Kenaikan ekspor minyak
Data dari Otoritas Umum Statistik menunjukkan bahwa ekspor minyak Saudi mencatat kenaikan sebesar 37,4% year-on-year, mencapai sekitar 92,5 miliar riyal. Tingkat ini merupakan kenaikan tertinggi dalam ekspor minyak sejak November 2022, mendorong pangsa minyak dalam struktur ekspor menjadi 80,3%, dibandingkan dengan 71% pada Maret tahun lalu.
Volume perdagangan barang
Total volume perdagangan barang Kerajaan pada Maret mencapai sekitar 173 miliar riyal, mencatat kenaikan sebesar 0,8% year-on-year. Tiongkok tetap menjadi mitra dagang paling menonjol, menguasai pangsa terbesar baik dari ekspor maupun impor Saudi.
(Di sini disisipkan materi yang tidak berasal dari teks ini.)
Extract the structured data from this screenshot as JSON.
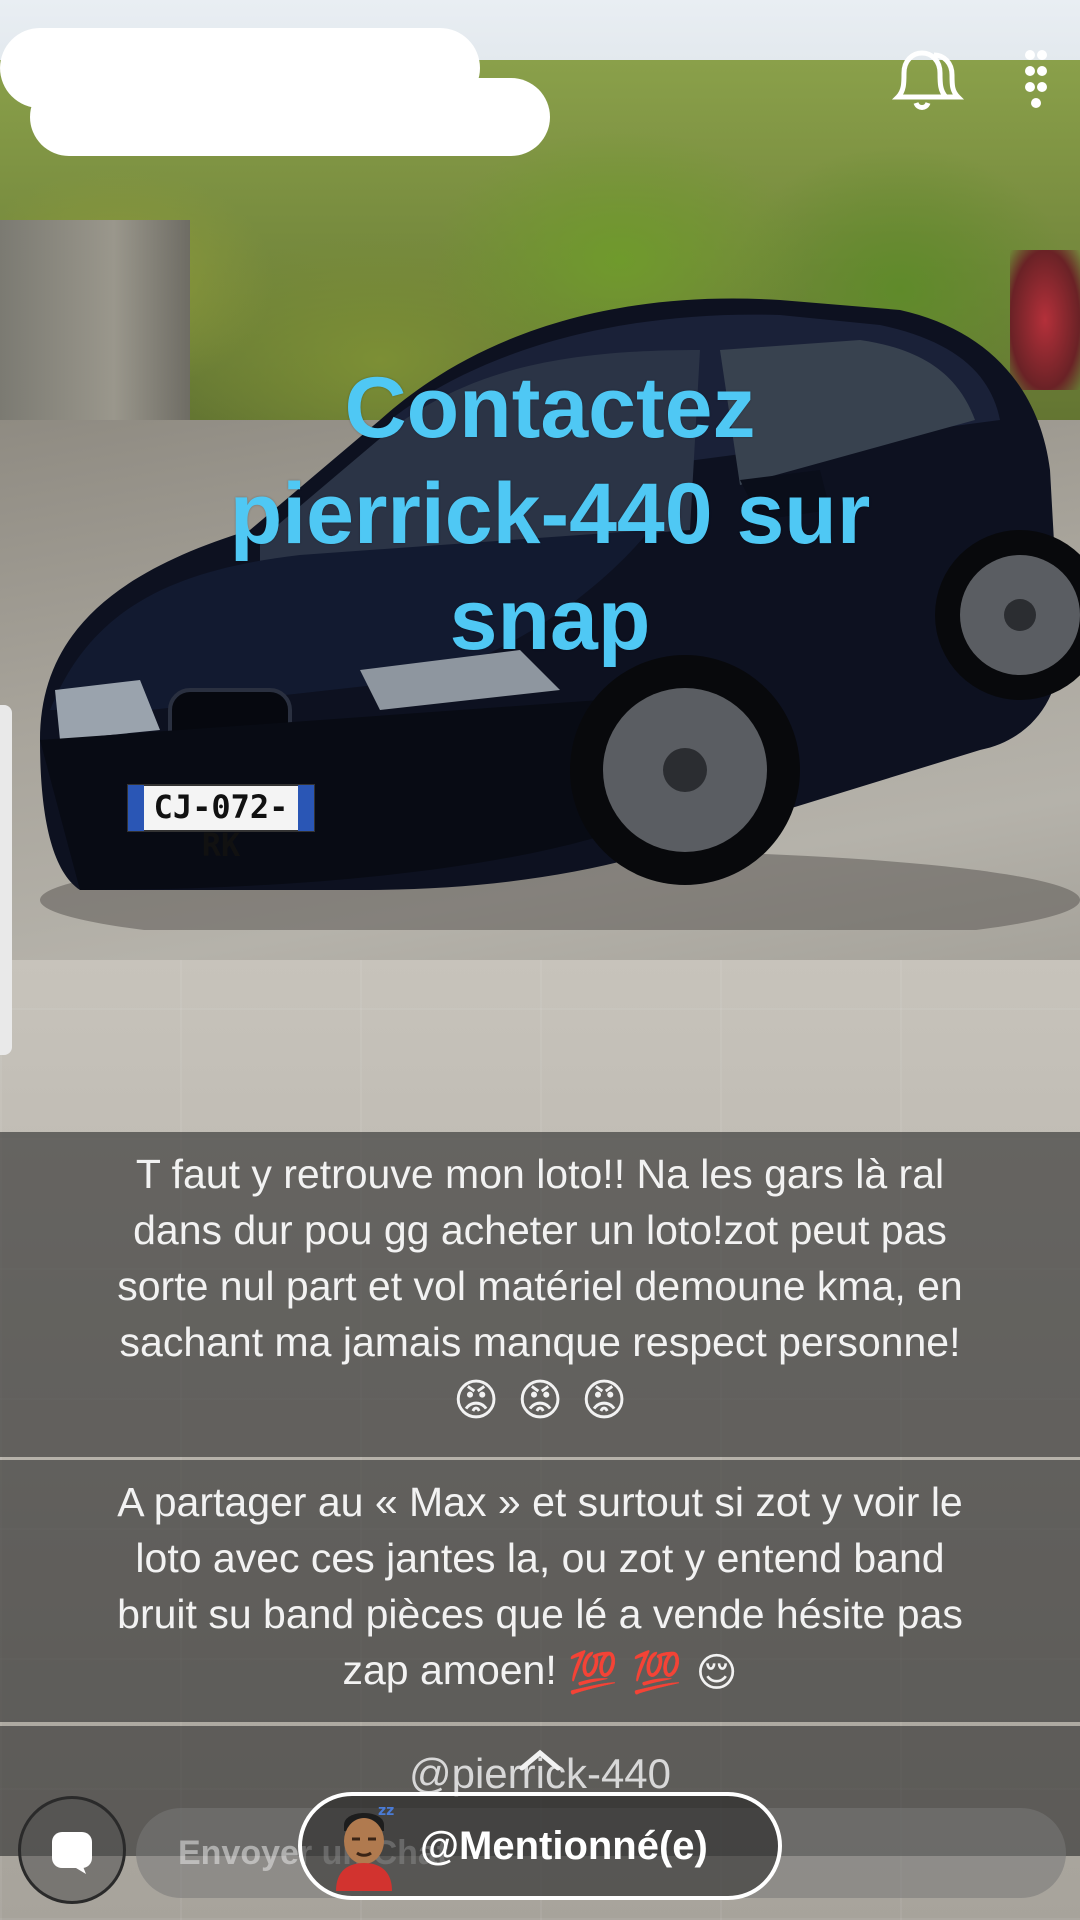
{
  "overlay": {
    "line1": "Contactez",
    "line2": "pierrick-440 sur",
    "line3": "snap"
  },
  "photo": {
    "license_plate": "CJ-072-RK"
  },
  "captions": {
    "first": {
      "line1": "T faut y retrouve mon loto!! Na les gars là ral",
      "line2": "dans dur pou gg acheter un loto!zot peut pas",
      "line3": "sorte nul part et vol matériel demoune kma, en",
      "line4": "sachant ma jamais manque respect personne!",
      "emojis": [
        "😡",
        "😡",
        "😡"
      ]
    },
    "second": {
      "line1": "A partager au « Max » et surtout si zot y voir le",
      "line2": "loto avec ces jantes la, ou zot y entend band",
      "line3": "bruit su band pièces que lé a vende hésite pas",
      "line4": "zap amoen!",
      "emojis": [
        "💯",
        "💯",
        "😌"
      ]
    },
    "mention": "@pierrick-440"
  },
  "bottom_bar": {
    "reply_placeholder": "Envoyer un Chat",
    "mention_button": "@Mentionné(e)"
  },
  "icons": {
    "top_right": [
      "notification-bell-icon",
      "more-dots-icon"
    ],
    "bottom_left": "camera-icon",
    "avatar": "bitmoji-avatar"
  },
  "colors": {
    "overlay_text": "#4fc8f4",
    "caption_background": "#2d2d2d"
  }
}
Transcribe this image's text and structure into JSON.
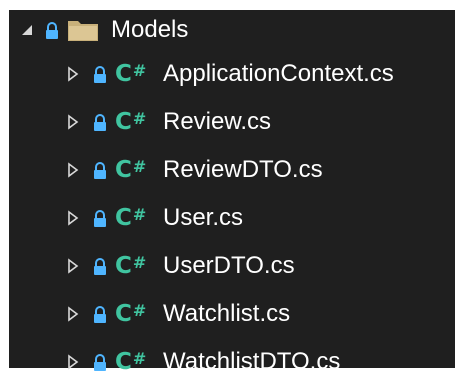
{
  "colors": {
    "background": "#1f1f1f",
    "text": "#ffffff",
    "lock": "#4fb5ff",
    "folder": "#c8b07a",
    "csharp": "#40c4a0",
    "expander": "#d8d8d8"
  },
  "folder": {
    "name": "Models",
    "expanded": true,
    "icons": [
      "expanded-triangle-icon",
      "lock-icon",
      "folder-icon"
    ]
  },
  "files": [
    {
      "name": "ApplicationContext.cs",
      "type_label": "C",
      "type_suffix": "#"
    },
    {
      "name": "Review.cs",
      "type_label": "C",
      "type_suffix": "#"
    },
    {
      "name": "ReviewDTO.cs",
      "type_label": "C",
      "type_suffix": "#"
    },
    {
      "name": "User.cs",
      "type_label": "C",
      "type_suffix": "#"
    },
    {
      "name": "UserDTO.cs",
      "type_label": "C",
      "type_suffix": "#"
    },
    {
      "name": "Watchlist.cs",
      "type_label": "C",
      "type_suffix": "#"
    },
    {
      "name": "WatchlistDTO.cs",
      "type_label": "C",
      "type_suffix": "#"
    }
  ]
}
Dampak surplus terhadap ekonomi nasional
Surplus perdagangan yang kuat ini mencerminkan kemampuan ekonomi Saudi untuk mencapai keseimbangan positif antara ekspor dan impor, serta menegaskan peran minyak yang semakin besar dalam mendukung neraca perdagangan. Hal ini juga menyoroti ketahanan sektor lain yang berkontribusi pada pertumbuhan kecil dalam volume perdagangan umum.
Prospek masa depan
Kerajaan diharapkan terus meningkatkan posisi perdagangannya dengan mendiversifikasi ekspor dan mengembangkan kemitraan internasional, sambil menjaga stabilitas harga minyak dan memperluas basis produksi non-migas, memastikan keberlanjutan surplus perdagangan di periode mendatang.